Зерно прятали в ямы,
пытаясь хотя бы что-то оставить на семена к весне. Специальные бригады
«комбедов» ходили по дворам и длинными металлическими стержнями тыкали повсюду,
разыскивая зерно. Этот произвол властей сегодня кажется невозможным, немыслимым
даже, наверное, не в вовсе цивилизованном государстве. Потому что право
собственности, при всевозможных переворотах, оставалось, как правило, незыблемым,
священным.
Память высвечивает
ряд эпизодов. Бабушка – свекровь – держит в строгости снох. Одна из них – как
бы дежурная по кухне, готовит обеды на всю семью, и, естественно, свекрови
что-то не нравится, она устроила тартарам – «хоть из хаты выбегай». Появляется
дедушка и пытается урезонить старуху, но она сварливая, жестковатая – на него
ноль внимания. Они называли друг друга «стара», «старый», а иногда он звал её
просто «Параська».
– Уймысь, Параська,
уймысь! – говорил дедушка, но она уже «завелась» и, видно, не скоро остынет.
Тогда он бросает на
пол свою шапку, в ярости топчет её ногами и кричит:
– Ах, ты, бисова
скотына, уймысь же, уймысь!
Вот, наверное,
откуда и идёт вспыльчивость у отца и у меня. Наследственные гены – от них
никуда не уйти!
В доме говорили на
двух языках. Старые – на украинском, молодые – на русском. Трудно даже
представить, как могли размещаться три семьи, пусть даже в большом доме. Детей
было семь. Естественно: ссоры, драчки, потасовки – нередки. Что же скрепляло
такую многочисленную семью? Религия и подчинение младших старшим. Уважались
прежние, домостроевские, правила: «жена, да убоится мужа».
Все религиозные
праздники, посты строго соблюдались, как и церковные службы: «заутреня»,
«обедня», «всенощная». Перед общим обедом в воскресенье после службы в церкви
непременно молитва. Обеды отличались обилием блюд и разносолов. Деревенская
кухня была у нас знатной, и чего только не готовилось к большим праздникам.
То было время, когда
всё дореволюционное сохранялось, а советское ещё не набрало силы. После смерти
Ленина во главе Государства стоял Председатель Совета Народных Комиссаров А.И.
Рыков, позднее расстрелянный Сталиным как «враг народа», «правый уклонист».
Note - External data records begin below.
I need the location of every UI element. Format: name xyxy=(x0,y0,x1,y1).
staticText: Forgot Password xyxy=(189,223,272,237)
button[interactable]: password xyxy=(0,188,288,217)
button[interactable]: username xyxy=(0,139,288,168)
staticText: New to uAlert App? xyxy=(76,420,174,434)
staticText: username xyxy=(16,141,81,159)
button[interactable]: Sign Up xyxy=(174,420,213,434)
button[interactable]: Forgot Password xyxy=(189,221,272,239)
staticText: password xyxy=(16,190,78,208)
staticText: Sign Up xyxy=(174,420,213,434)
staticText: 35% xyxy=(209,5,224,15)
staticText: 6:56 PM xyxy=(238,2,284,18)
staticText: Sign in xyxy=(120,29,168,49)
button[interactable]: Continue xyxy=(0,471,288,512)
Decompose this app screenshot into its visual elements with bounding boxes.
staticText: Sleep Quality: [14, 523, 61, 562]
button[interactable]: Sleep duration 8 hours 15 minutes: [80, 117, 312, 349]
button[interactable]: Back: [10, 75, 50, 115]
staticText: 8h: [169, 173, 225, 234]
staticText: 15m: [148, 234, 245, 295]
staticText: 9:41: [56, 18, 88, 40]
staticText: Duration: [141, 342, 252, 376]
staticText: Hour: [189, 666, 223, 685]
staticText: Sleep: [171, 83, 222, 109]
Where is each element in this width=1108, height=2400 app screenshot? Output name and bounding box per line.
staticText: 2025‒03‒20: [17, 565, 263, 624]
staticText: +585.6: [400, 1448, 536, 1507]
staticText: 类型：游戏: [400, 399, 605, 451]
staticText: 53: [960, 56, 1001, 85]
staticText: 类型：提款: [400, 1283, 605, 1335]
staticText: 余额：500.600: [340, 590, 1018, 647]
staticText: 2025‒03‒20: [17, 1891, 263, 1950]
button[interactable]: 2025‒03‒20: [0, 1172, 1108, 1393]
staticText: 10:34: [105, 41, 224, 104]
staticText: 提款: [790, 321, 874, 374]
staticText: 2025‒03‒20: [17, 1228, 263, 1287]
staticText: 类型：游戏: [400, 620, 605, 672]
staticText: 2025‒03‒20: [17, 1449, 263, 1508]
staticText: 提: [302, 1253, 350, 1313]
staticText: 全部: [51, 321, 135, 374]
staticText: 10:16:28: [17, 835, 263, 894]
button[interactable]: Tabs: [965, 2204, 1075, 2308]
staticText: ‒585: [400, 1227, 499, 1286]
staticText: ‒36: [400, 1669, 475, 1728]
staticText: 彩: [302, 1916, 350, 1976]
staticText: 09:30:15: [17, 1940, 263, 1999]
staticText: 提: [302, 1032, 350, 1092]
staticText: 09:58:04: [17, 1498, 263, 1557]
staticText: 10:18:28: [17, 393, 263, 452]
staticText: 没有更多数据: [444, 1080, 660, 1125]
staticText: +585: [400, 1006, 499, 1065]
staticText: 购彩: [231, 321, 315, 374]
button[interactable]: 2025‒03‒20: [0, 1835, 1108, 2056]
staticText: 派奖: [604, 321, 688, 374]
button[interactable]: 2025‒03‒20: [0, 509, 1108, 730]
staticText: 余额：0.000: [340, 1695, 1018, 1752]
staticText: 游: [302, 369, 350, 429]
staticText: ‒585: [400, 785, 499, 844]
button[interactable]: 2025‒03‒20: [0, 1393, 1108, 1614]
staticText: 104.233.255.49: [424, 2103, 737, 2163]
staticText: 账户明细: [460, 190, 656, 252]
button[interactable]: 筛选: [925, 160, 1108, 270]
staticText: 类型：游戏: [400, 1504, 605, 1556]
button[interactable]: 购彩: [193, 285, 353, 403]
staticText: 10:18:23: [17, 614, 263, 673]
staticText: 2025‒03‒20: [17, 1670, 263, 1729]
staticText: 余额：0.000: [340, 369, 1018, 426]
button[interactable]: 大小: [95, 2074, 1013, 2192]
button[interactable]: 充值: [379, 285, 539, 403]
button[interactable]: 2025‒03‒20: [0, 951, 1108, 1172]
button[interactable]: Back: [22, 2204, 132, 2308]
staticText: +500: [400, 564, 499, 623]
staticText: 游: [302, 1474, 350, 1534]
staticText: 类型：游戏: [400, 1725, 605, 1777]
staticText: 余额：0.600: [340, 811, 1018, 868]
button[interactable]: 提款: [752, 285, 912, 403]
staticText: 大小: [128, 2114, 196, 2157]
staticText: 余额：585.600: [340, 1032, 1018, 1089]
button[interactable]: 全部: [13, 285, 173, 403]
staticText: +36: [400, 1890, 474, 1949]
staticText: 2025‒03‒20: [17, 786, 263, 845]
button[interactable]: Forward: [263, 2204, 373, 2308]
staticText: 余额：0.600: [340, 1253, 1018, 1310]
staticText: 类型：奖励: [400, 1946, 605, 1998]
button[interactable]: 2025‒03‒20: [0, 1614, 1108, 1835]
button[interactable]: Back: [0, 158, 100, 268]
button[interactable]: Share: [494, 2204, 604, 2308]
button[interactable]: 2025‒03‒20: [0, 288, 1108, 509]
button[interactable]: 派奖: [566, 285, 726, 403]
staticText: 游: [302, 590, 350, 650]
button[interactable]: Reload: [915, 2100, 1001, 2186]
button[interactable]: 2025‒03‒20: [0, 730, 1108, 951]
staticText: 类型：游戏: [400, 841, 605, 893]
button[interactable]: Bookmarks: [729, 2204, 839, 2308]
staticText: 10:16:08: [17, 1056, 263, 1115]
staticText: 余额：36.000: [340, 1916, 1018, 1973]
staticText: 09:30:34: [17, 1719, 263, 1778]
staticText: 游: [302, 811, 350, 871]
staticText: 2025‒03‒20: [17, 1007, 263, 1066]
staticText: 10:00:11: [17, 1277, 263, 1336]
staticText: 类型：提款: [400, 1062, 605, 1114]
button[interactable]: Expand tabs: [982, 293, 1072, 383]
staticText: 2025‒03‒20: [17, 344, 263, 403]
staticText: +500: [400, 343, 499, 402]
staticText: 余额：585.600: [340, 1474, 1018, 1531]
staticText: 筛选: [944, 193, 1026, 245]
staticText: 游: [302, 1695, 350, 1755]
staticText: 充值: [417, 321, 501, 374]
Подумать только! Первый пост в стране! Сталин мало помалу прибирал власть в
свои руки, чтобы потом стать полновластным диктатором, да таким, что мир
ужаснулся от его «подвигов». И ничего! Народ вначале молчал, лепетал,
безмолвствовал, чтобы потом безумствовать, неистовствовать от неслыханных,
неизведанных восторгов в его адрес. Вот уж воистину – чума нашла на ряд
поколений в бывшей Российской Империи. Были грозные цари, все их боялись, но
никогда так не прославляли.
Иван Грозный! Перед смертью его совесть за тысячи замученных заговорила и он стал каяться. А Сталин? Жаль, что в его последний час никого рядом с ним не было, и никто не знает, что он говорил, и просил ли у кого прощенья этот деспот, тиран и злодей. Таким он и вошёл в историю народов. Удивительно, что его нынешние эпигоны всё ещё пытаются воскресить дух того времени, словно не ведают, что воскрешения из мёртвых не бывает.